To obtain the solvation free energy we have to substruct the values at first lambda point (lambda=0) to the values at last lambda point (lambda=1) at time 1400 ps (last point in time).

!cat awh-data/awh_t1400.xvg
lambda_1 =    #copy here number from lambda point 12 - value in the 2nd column
lambda_0 =   #copy here number from lambda point 0 - value in the 2nd column
number = lambda_1 - lambda_0
print(number)       # solvation free energy in kJ/mol

Look for the final number above, it should be close to the experimental value. With appropriate sampling you should get a value of approximately -19.1 +/- 0.3 kJ/mol (see for example J. Phys. Chem. B 2006).

Question: you can run multiple (independent) AWH simulations and calculate standard errors for the free energy. To run indipendent simulations you can for example use different starting velocities distribution. Try it. What is the standard error? How could it be improved? Also you can try to longer runs to get better convergency.

Question: Why can there sometimes be a significant (larger than the standard error) difference between the experimental result and the simulation result? How could this be improved?
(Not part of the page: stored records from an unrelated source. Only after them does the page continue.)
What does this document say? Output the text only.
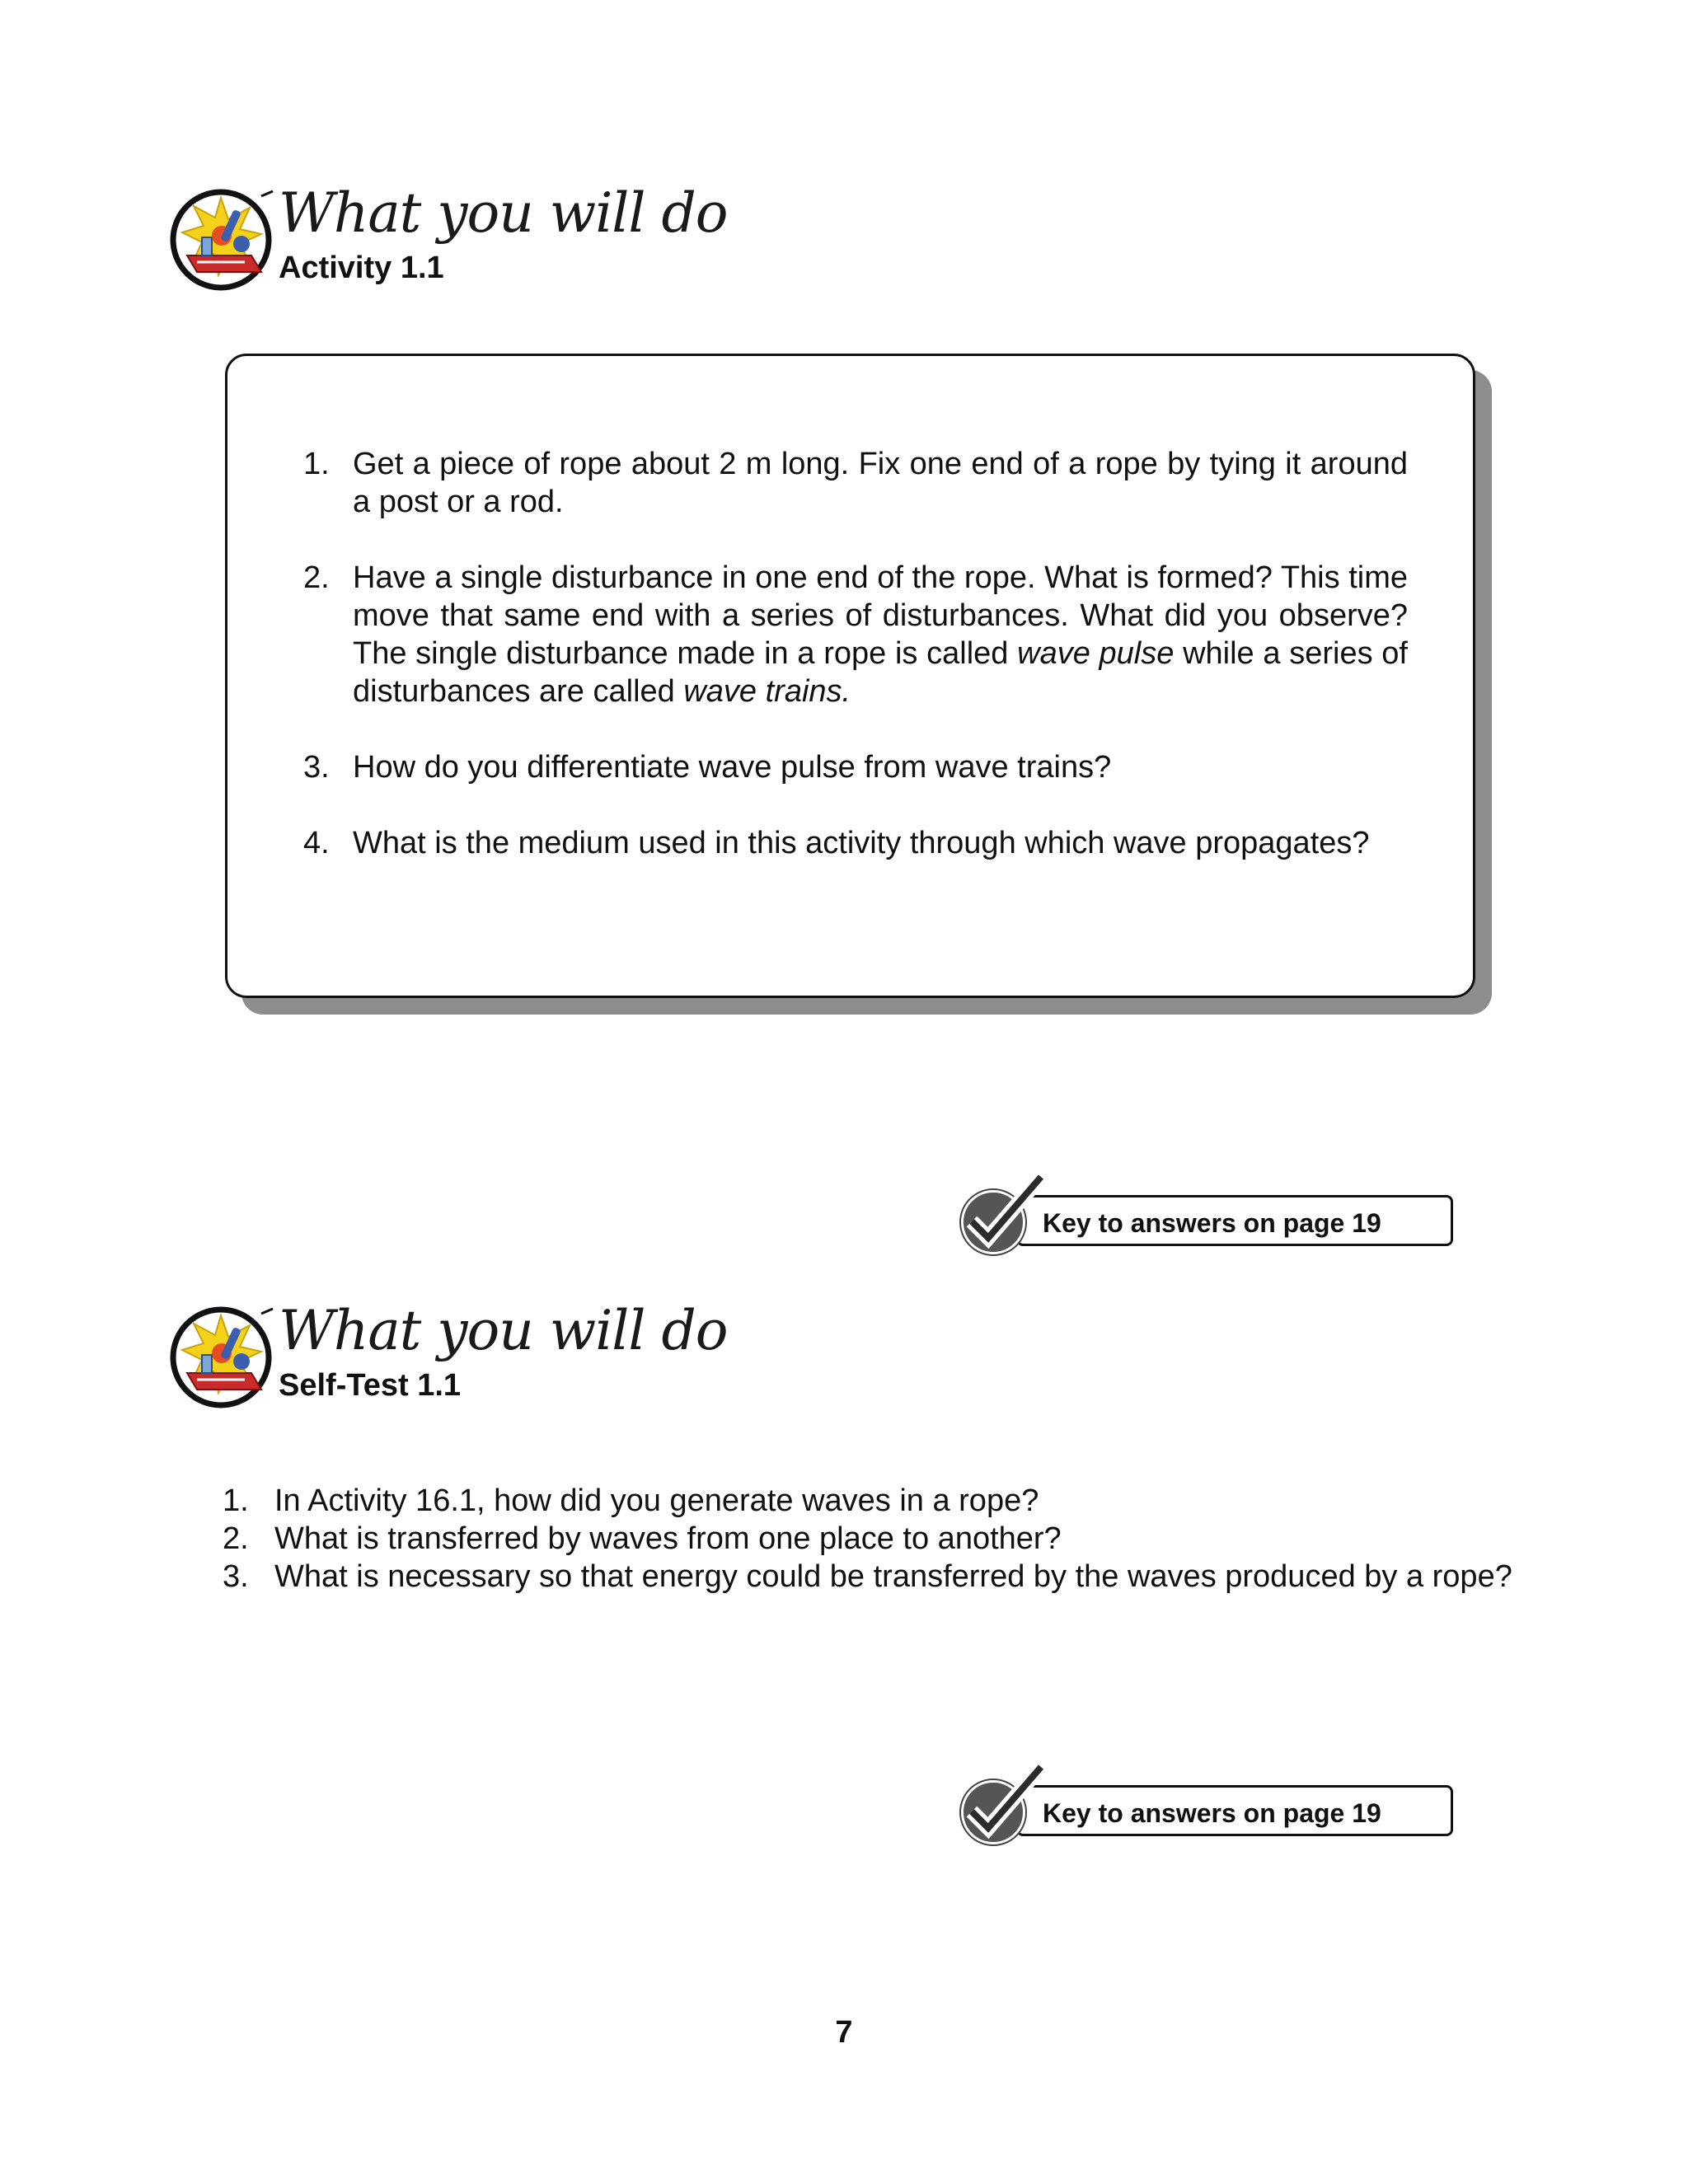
What you will do
Activity 1.1
1. Get a piece of rope about 2 m long. Fix one end of a rope by tying it around a post or a rod.
2. Have a single disturbance in one end of the rope. What is formed? This time move that same end with a series of disturbances. What did you observe? The single disturbance made in a rope is called wave pulse while a series of disturbances are called wave trains.
3. How do you differentiate wave pulse from wave trains?
4. What is the medium used in this activity through which wave propagates?
Key to answers on page 19
What you will do
Self-Test 1.1
1. In Activity 16.1, how did you generate waves in a rope?
2. What is transferred by waves from one place to another?
3. What is necessary so that energy could be transferred by the waves produced by a rope?
Key to answers on page 19
7
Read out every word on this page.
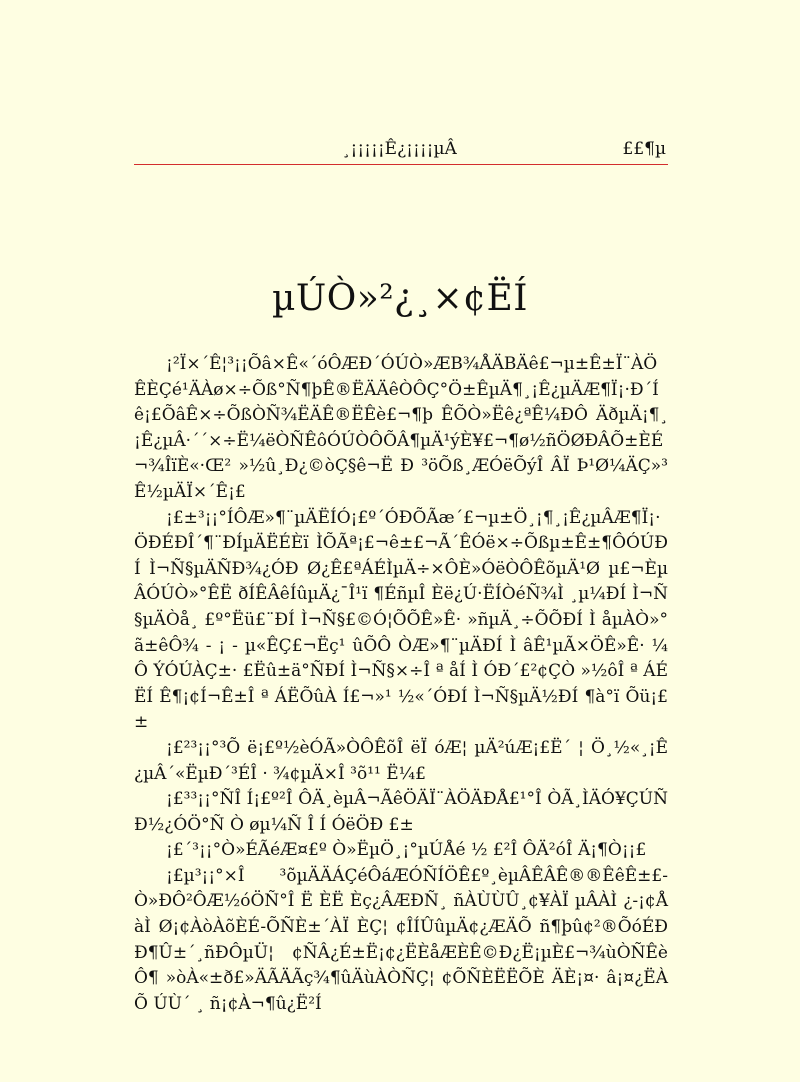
¸¡¡¡¡¡Ê¿¡¡¡¡µÂ	££¶µ
µÚÒ»²¿¸×¢ËÍ

¡²Ï×´Ê¦³¡¡Õâ×Ê«´óÔÆÐ´ÓÚÒ»ÆB¾ÅÄBÄê£¬µ±Ê±Ï¨ÀÖÊÈÇé¹ÄÀø×÷Õß°Ñ¶þÊ®ËÄÄêÒÔÇ°Ö±ÊµÄ¶¸¡Ê¿µÄÆ¶Ï¡·Ð´Í ê¡£ÕâÊ×÷ÕßÒÑ¾ËÄÊ®ËÊè£¬¶þ ÊÕÒ»Ëê¿ªÊ¼ÐÔ ÄðµÄ¡¶¸¡Ê¿µÂ·´´×÷Ë¼ëÒÑÊôÓÚÒÔÕÂ¶µÄ¹ýÈ¥£¬¶ø½ñÖØÐÂÕ±ÈÉ¬¾ÎïÈ«·Œ² »½û¸Ð¿©òÇ§ê¬Ë Ð ³öÕß¸ÆÓëÕýÎ ÂÏ Þ¹Ø¼ÄÇ»³Ê½µÄÏ×´Ê¡£

¡£±³¡¡°ÍÔÆ»¶¨µÄËÍÓ¡£º´ÓÐÕÃæ´£¬µ±Ö¸¡¶¸¡Ê¿µÂÆ¶Ï¡·ÖÐÉÐÎ´¶¨ÐÍµÄËÉÈï ÌÕÃª¡£¬ê±£¬Ã´ÊÓë×÷Õßµ±Ê±¶ÔÓÚÐÍ Ì¬Ñ§µÄÑÐ¾¿ÓÐ Ø¿Ê£ªÁÉÌµÄ÷×ÔÈ»ÓëÒÔÊõµÄ¹Ø µ£¬ÈµÂÓÚÒ»°ÊË ðÍÊÂêÍûµÄ¿¯Î¹ï ¶ÉñµÎ Èë¿Ú·ËÍÒéÑ¾Ì ¸µ¼ÐÍ Ì¬Ñ§µÄÒå¸ £º°Ëü£¨ÐÍ Ì¬Ñ§£©Ó¦ÕÕÊ»Ê· »ñµÄ¸÷ÕÕÐÍ Ì åµÀÒ»°ã±êÔ¾ - ¡ - µ«ÊÇ£¬Ëç¹ ûÕÔ ÒÆ»¶¨µÄÐÍ Ì âÊ¹µÃ×ÖÊ»Ê· ¼Ô ÝÓÚÀÇ±· £Ëû±ä°ÑÐÍ Ì¬Ñ§×÷Î ª åÍ Ì ÓÐ´£²¢ÇÒ »½ôÎ ª ÁÉËÍ Ê¶¡¢Í¬Ê±Î ª ÁËÕûÀ Í£¬»¹ ½«´ÓÐÍ Ì¬Ñ§µÄ½ÐÍ ¶à°ï Õü¡£±

¡£²³¡¡°³Õ ë¡£º½èÓÃ»ÒÔÊõÎ ëÏ óÆ¦ µÄ²úÆ¡£Ë´ ¦ Ö¸½«¸¡Ê¿µÂ´«ËµÐ´³ÉÎ · ¾¢µÄ×Î ³õ¹¹ Ë¼£

¡£³³¡¡°ÑÎ Í¡£º²Î ÔÄ¸èµÂ¬ÃêÖÄÏ¨ÀÖÄÐÅ£¹°Î ÒÃ¸ÌÄÓ¥ÇÚÑÐ½¿ÓÖ°Ñ Ò øµ¼Ñ Î Í ÓëÖÐ £±

¡£´³¡¡°Ò»ÉÃéÆ¤£º Ò»ËµÖ¸¡°µÚÅé ½ £²Î ÔÄ²óÎ Ä¡¶Ò¡¡£

¡£µ³¡¡°×Î ³õµÄÄÁÇéÔáÆÓÑÍÖÊ£º¸èµÂÊÂÊ®®ÊêÊ±£Ò»ÐÔ²ÔÆ½óÖÑ°Î Ë ÈË Èç¿ÂÆÐÑ¸ ñÀÙÙÛ¸¢¥ÀÏ µÂÀÌ ¿-¡¢ÅàÌ Ø¡¢ÀòÀõÈÉ-ÕÑÈ±´ÀÏ ÈÇ¦ ¢ÎÍÛûµÄ¢¿ÆÄÕ ñ¶þû¢²®ÕóÉÐ Ð¶Û±´¸ñÐÔµÜ¦ ¢ÑÂ¿É±Ë¡¢¿ËÈåÆÈÊ©Ð¿Ë¡µÈ£¬¾ùÒÑÊèÔ¶ »òÀ«±ð£»ÄÃÄÃç¾¶ûÄùÀÒÑÇ¦ ¢ÕÑÈËËÕÈ ÄÈ¡¤· â¡¤¿ËÀÕ ÚÙ´ ¸ ñ¡¢À¬¶û¿Ë²Í
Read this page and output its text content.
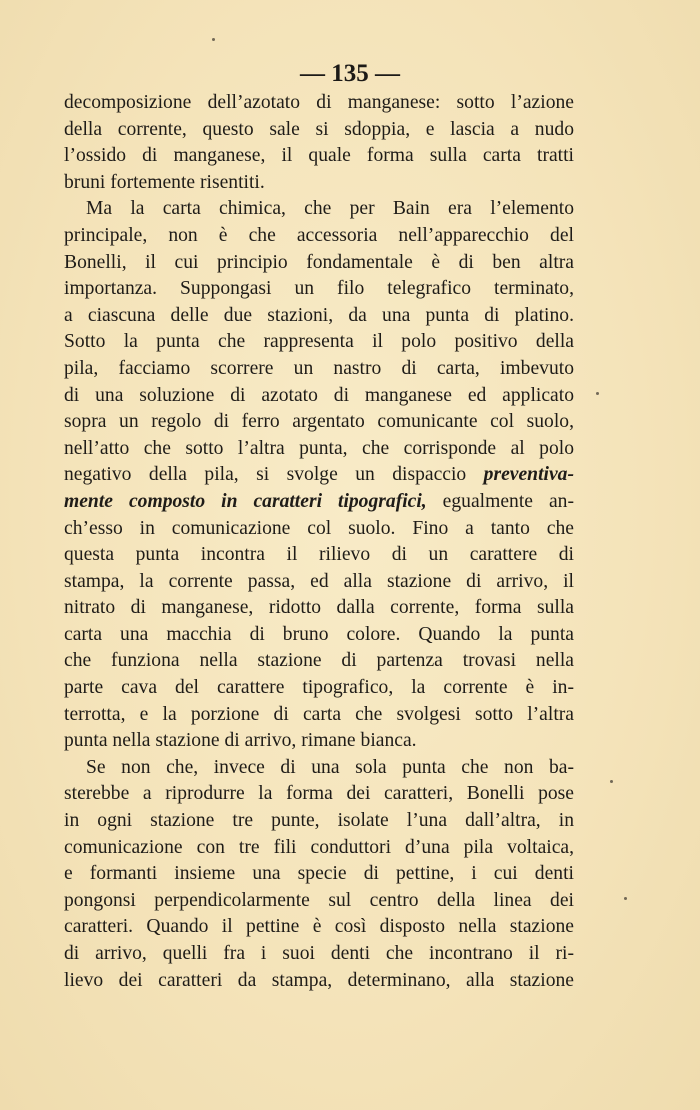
— 135 —
decomposizione dell’azotato di manganese: sotto l’azione
della corrente, questo sale si sdoppia, e lascia a nudo
l’ossido di manganese, il quale forma sulla carta tratti
bruni fortemente risentiti.
Ma la carta chimica, che per Bain era l’elemento
principale, non è che accessoria nell’apparecchio del
Bonelli, il cui principio fondamentale è di ben altra
importanza. Suppongasi un filo telegrafico terminato,
a ciascuna delle due stazioni, da una punta di platino.
Sotto la punta che rappresenta il polo positivo della
pila, facciamo scorrere un nastro di carta, imbevuto
di una soluzione di azotato di manganese ed applicato
sopra un regolo di ferro argentato comunicante col suolo,
nell’atto che sotto l’altra punta, che corrisponde al polo
negativo della pila, si svolge un dispaccio preventiva-
mente composto in caratteri tipografici, egualmente an-
ch’esso in comunicazione col suolo. Fino a tanto che
questa punta incontra il rilievo di un carattere di
stampa, la corrente passa, ed alla stazione di arrivo, il
nitrato di manganese, ridotto dalla corrente, forma sulla
carta una macchia di bruno colore. Quando la punta
che funziona nella stazione di partenza trovasi nella
parte cava del carattere tipografico, la corrente è in-
terrotta, e la porzione di carta che svolgesi sotto l’altra
punta nella stazione di arrivo, rimane bianca.
Se non che, invece di una sola punta che non ba-
sterebbe a riprodurre la forma dei caratteri, Bonelli pose
in ogni stazione tre punte, isolate l’una dall’altra, in
comunicazione con tre fili conduttori d’una pila voltaica,
e formanti insieme una specie di pettine, i cui denti
pongonsi perpendicolarmente sul centro della linea dei
caratteri. Quando il pettine è così disposto nella stazione
di arrivo, quelli fra i suoi denti che incontrano il ri-
lievo dei caratteri da stampa, determinano, alla stazione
## Topology example for relative free energy of solvation As example we take the alchemical transformation from ethanol to ethanethiol in water solution. Below we look at the topology file that describes the transformation from ethanol (state A) to ethanethiol (state B

#Before executing the command below, check that you are in output_files directory
!cat ../input_files/ethanol_Sethane.top

Note that atom mass has to be kept constant between state A and B for technical reason. That will not affect your free energy difference

## Where to go from here After calculating the free energy of solvation, we’ve solved the first part of the free energy of binding of the earlier equations. The second part involves coupling a molecule into (or out of) a situation where it is bound to a protein. This introduces one additional complexity: we end up with a situation where a weakly coupled ligand wanders through our system: weak-couple.png which is bad because this is a poorly reversible situation: there are suddenly very few states that map from a weakly coupled to a more strongly coupled molecule, which will drastically reduce the accuracy of the free energy calculation.

This situation can be remedied by forcing the ligand to stay at a specific position relative to the protein. This can be done with the GROMACS ‘pull code’, which allows the specification of arbitrary forces or constraints onto with respect to centers of mass of any chosen set of atoms onto any other group of atoms. With a pull type of ‘umbrella’, we can specify that we want a quadratic potential to this specified location, forcing the ligand to stay at its native position even when it has been fully de-coupled.

One way find out where to put the center of the force is by choosing a group of atoms in the protein close to the ligand, and doing a simulation with full ligand coupling, where the pull code is enabled, but with zero force. The pull code will then frequently output the coordinates of the ligand, from which an average position and an expected deviation can be calculated. This can then serve as a reference point for the location of the center of force for the pull code during the production runs, and the force constant of the pull code.

Once the free energy has been calculated, care must be taken to correct for the fact that we have trapped our molecule. This can easily be done analytically.

Optional Question: Given a measured standard deviation in the location of the center of mass of our ligand, how do we choose the force constant for the pull code?

Optional Question: How do we correct for using the pull code: what is the contribution to the free energy of applying a quadratic potential to a molecule?